A Machine-Readable Dataset on U.S Policies in Response to COVID-19 Epidemic

Allison Muir, MHA Operations Manager

The volunteer-driven COVID-19 Data Project is committed to procuring the most reliable data to educate and improve the knowledge that will benefit our future. As the nature of COVID-19 continues to change in the United States, state and local policies change in response. The Policy Track of the Project aims to generate a machine-readable, longitudinal dataset of the COVID-19 policies to educate and inform researchers, policy analysts, and community members.

In April 2020, our policy team adapted the process of a past collaborator, the Temple University Center for Public Health Law Research, to create a crowd-sourced structure for a COVID-19 policy review. Each volunteer is trained to read the documents individually for key identifiers, including name or number and the stated sufficient period. Each document is reviewed to include the following scope criteria categories: stay-at-home requirements; curfew restrictions; mask requirements; public gathering bans; social distancing requirements; operational orders for businesses, restaurants, and schools; medical procedure restrictions; travel constraints; and measures related to correctional facilities. The inclusion of these categories is labeled with binary variables (0 for no inclusion; 1 for inclusion). Ambiguous information, outside of the scope criteria, is also noted.

The documents reviewed include executive orders, health directives, proclamations, and policies related to COVID-19 that were released by U.S. states, territories, counties, and cities. Those released by the states and territories are reviewed within a week of online publication. The list of included cities and counties is expanded monthly. As of January 2021, 144 cities have been reviewed, and 108 have been included. The documents released by cities and counties are reviewed within a month of online publication. When a new city is identified, all applicable COVID-19 documents are reviewed regardless of the effective period or original publication date.

The original documents are published in non-standardized formats. The majority of them are not published in a machine-readable format. The use of "amendments" and "extensions" is not standardized. There is no apparent standard for the frequency of publication, the inclusion of topics, the complexity of the language used, or the detail level.

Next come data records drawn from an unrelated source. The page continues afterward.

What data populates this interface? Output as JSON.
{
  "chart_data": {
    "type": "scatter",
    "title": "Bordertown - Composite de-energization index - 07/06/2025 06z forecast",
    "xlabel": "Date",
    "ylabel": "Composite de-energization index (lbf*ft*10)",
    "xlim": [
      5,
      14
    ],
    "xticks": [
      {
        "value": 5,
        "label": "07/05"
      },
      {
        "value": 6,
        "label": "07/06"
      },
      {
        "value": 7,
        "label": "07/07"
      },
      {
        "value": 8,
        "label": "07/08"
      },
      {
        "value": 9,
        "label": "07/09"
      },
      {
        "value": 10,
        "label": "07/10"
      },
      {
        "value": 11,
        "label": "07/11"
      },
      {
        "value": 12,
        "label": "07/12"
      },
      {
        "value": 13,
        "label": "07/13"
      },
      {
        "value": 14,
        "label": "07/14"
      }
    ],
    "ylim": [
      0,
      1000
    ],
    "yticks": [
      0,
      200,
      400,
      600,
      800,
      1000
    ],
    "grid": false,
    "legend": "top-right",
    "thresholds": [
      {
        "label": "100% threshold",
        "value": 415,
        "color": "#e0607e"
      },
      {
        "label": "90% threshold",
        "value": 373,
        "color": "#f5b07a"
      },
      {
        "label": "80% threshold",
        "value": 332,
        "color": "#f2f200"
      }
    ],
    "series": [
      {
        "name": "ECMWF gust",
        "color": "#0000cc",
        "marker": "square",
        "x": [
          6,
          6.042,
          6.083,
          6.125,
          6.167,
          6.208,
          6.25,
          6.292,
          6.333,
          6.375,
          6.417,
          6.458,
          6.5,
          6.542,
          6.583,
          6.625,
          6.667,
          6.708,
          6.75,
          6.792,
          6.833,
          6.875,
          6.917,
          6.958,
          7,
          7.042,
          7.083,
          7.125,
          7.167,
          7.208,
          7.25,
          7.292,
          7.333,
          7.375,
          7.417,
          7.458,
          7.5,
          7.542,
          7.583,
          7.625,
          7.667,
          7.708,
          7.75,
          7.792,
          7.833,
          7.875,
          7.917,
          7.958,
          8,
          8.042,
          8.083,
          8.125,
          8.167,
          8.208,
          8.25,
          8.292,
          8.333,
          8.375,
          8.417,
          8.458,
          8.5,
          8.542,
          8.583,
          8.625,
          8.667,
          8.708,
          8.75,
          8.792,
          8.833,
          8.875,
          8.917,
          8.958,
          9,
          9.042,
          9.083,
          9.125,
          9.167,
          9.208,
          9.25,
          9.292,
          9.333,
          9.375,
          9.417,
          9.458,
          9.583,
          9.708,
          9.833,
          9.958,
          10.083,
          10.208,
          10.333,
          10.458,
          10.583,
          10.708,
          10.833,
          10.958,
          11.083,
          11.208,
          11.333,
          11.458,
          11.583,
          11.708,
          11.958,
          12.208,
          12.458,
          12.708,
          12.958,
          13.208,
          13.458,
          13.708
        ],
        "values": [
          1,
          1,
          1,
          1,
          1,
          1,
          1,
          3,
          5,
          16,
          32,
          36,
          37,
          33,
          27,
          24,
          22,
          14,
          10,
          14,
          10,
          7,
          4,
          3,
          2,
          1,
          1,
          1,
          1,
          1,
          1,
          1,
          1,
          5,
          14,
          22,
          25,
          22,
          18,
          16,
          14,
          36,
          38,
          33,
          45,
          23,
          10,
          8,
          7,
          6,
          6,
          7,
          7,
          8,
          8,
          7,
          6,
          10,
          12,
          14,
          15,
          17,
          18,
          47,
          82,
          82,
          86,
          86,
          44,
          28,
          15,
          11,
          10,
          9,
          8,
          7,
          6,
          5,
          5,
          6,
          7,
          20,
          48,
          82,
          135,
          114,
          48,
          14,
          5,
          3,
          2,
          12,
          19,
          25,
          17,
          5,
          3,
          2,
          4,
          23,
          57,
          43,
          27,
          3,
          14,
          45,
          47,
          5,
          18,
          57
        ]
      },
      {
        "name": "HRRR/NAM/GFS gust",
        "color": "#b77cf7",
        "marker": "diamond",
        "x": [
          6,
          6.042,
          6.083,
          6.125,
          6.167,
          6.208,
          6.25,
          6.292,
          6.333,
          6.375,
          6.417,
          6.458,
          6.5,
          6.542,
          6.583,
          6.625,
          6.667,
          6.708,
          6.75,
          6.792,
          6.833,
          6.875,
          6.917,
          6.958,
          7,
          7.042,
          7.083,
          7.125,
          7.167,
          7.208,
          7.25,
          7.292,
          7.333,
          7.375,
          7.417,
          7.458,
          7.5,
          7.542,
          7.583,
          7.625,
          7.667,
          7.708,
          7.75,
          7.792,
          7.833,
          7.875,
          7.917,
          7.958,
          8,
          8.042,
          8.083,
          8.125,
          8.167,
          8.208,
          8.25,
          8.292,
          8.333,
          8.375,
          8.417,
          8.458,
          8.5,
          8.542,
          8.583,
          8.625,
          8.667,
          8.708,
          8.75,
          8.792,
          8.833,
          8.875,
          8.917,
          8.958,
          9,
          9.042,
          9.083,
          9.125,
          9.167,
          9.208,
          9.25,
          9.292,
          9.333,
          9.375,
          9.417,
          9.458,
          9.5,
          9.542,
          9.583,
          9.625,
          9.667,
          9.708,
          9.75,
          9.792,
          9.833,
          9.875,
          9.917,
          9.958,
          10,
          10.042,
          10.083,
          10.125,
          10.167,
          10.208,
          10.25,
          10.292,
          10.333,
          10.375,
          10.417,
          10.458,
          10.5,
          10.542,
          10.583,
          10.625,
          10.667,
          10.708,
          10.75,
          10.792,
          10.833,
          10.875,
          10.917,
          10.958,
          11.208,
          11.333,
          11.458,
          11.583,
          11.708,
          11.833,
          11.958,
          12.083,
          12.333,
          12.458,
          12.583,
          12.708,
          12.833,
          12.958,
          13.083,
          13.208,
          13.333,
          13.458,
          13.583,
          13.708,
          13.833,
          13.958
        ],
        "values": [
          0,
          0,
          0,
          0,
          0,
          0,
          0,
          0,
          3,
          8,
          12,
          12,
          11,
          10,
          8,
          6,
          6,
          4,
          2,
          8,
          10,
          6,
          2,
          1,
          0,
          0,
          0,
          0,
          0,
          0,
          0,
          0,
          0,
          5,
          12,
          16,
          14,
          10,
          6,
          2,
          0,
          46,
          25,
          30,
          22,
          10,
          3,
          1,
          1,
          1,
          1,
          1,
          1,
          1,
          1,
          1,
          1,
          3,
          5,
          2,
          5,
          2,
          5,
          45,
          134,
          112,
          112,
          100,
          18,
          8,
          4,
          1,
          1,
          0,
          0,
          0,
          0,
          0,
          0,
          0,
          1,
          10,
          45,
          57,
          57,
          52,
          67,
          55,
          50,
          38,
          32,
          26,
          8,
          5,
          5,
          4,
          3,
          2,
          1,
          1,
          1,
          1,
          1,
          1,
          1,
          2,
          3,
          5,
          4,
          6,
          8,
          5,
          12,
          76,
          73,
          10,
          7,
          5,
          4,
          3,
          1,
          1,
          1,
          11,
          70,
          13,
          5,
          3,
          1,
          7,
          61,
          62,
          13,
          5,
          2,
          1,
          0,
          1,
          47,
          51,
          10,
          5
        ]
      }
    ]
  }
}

The Project has created a machine-readable longitudinal dataset and a collection of machine-readable COVID-19 policies that can serve as a resource and tool for researchers, policy analysts, community members, and policymakers. The dataset can be used in correlation with COVID-19 case data to observe the impact of the policies on the virus' spread. Over 100 users have accessed the dataset outside of the Project, and the dataset remains unique in its level of detail and quantity of included documents.

The success of our processes proves that crowd-sourced policy analysis is possible. The work of the Project revealed the need for standardized methods and collaboration by government bodies to improve policies' accessibility. Our Project has highlighted the need for policymakers to collaborate with open data initiatives to improve the accessibility and interoperability of their published documents.